Her ne olursa olsun, yukarıda verilen birbirine denk rivayetler listesi gösteriyor ki, 138 hadisten 98’i Buhari ve Müslim tarafından, 21’i yalnız Buhari tarafından, 48’i yalnız Müslim tarafından nakledilmiştir.
Hemmam’ın eserini, Buhari’ninki ve Müslim’inki ile mukayese ettiğimiz zaman aralarındaki onca zaman farkına ve ravi nesillerine rağmen bu hadislerden hiçbirinin bir tek kelimesinin bile değişmemiş olduğunu kaydetmek mühimdir. Bu harikulade titizlik ve doğruluk karşısında insanın hürmetle eğileceği geliyor.

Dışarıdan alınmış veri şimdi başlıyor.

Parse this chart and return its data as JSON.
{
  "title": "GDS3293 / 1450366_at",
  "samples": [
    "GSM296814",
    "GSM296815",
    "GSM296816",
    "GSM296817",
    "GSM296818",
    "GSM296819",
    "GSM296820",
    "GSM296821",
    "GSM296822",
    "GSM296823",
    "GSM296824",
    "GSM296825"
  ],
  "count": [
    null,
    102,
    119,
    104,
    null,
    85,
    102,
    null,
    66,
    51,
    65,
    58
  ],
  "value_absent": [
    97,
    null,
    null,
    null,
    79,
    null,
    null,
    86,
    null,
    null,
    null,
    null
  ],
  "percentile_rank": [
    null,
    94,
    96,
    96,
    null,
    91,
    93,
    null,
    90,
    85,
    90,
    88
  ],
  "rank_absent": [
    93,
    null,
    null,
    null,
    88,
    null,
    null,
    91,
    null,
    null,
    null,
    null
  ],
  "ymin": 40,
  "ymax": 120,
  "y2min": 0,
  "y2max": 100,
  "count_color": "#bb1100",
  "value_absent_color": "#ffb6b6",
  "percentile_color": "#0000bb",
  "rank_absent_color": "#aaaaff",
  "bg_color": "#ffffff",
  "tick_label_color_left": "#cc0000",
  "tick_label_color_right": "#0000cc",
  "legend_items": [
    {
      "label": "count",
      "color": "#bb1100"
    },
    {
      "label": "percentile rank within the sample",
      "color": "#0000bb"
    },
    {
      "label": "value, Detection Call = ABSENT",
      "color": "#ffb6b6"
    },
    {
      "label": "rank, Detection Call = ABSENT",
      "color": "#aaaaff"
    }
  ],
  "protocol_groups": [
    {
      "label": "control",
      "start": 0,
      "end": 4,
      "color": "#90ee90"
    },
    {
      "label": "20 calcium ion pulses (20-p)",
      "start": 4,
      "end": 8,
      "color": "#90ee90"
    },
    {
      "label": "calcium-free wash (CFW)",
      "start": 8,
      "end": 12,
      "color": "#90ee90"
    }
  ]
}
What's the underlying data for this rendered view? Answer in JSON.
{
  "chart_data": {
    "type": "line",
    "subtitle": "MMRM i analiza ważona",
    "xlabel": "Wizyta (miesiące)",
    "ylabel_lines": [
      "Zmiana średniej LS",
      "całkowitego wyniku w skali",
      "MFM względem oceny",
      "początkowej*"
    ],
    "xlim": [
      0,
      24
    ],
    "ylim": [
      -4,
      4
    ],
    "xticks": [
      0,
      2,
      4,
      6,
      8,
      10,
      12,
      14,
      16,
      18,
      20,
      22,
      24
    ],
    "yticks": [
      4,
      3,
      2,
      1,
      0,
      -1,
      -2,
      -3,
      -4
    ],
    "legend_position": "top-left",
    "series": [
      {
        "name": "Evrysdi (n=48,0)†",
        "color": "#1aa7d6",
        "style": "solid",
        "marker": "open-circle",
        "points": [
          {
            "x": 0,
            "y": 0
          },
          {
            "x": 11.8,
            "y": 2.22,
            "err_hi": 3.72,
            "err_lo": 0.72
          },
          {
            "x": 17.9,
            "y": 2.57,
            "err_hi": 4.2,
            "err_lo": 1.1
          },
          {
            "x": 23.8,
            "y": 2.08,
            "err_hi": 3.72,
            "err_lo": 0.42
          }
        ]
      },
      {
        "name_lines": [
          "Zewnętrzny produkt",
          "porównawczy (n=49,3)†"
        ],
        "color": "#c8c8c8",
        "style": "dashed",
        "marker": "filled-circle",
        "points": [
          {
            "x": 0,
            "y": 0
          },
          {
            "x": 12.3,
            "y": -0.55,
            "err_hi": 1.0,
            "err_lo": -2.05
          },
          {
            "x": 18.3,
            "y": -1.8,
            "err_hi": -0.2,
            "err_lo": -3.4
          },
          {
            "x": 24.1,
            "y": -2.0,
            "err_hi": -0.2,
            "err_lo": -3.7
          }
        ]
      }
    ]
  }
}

Yukarıda verdiğimiz birbiriyle neredeyse eşit rivayetler tablosu, meselenin sadece bir yüzünü ortaya koymak ve yalnız bir örnek vermek içindir. Bu hadisleri Hemmam’a isnat ederek zikreden Ma’mer Cami’inde, Abdürrezzak’ın Musannef’inde vb. izlerini göstermeyi gerekli görmedik.
Bu vesileyle üzerinde durulmadan geçilemeyecek bir husus var. Aşağıda Resul-i Ekrem (s.a.v.)’e atfedilen hadislerin birbirini takibeden ravilerinin bir zinciri var:
– Buhari (el-Cami’ es-Sahih’i basılmıştır)
– Ahmed ibn Hanbel, (Müsned’i basılmıştır)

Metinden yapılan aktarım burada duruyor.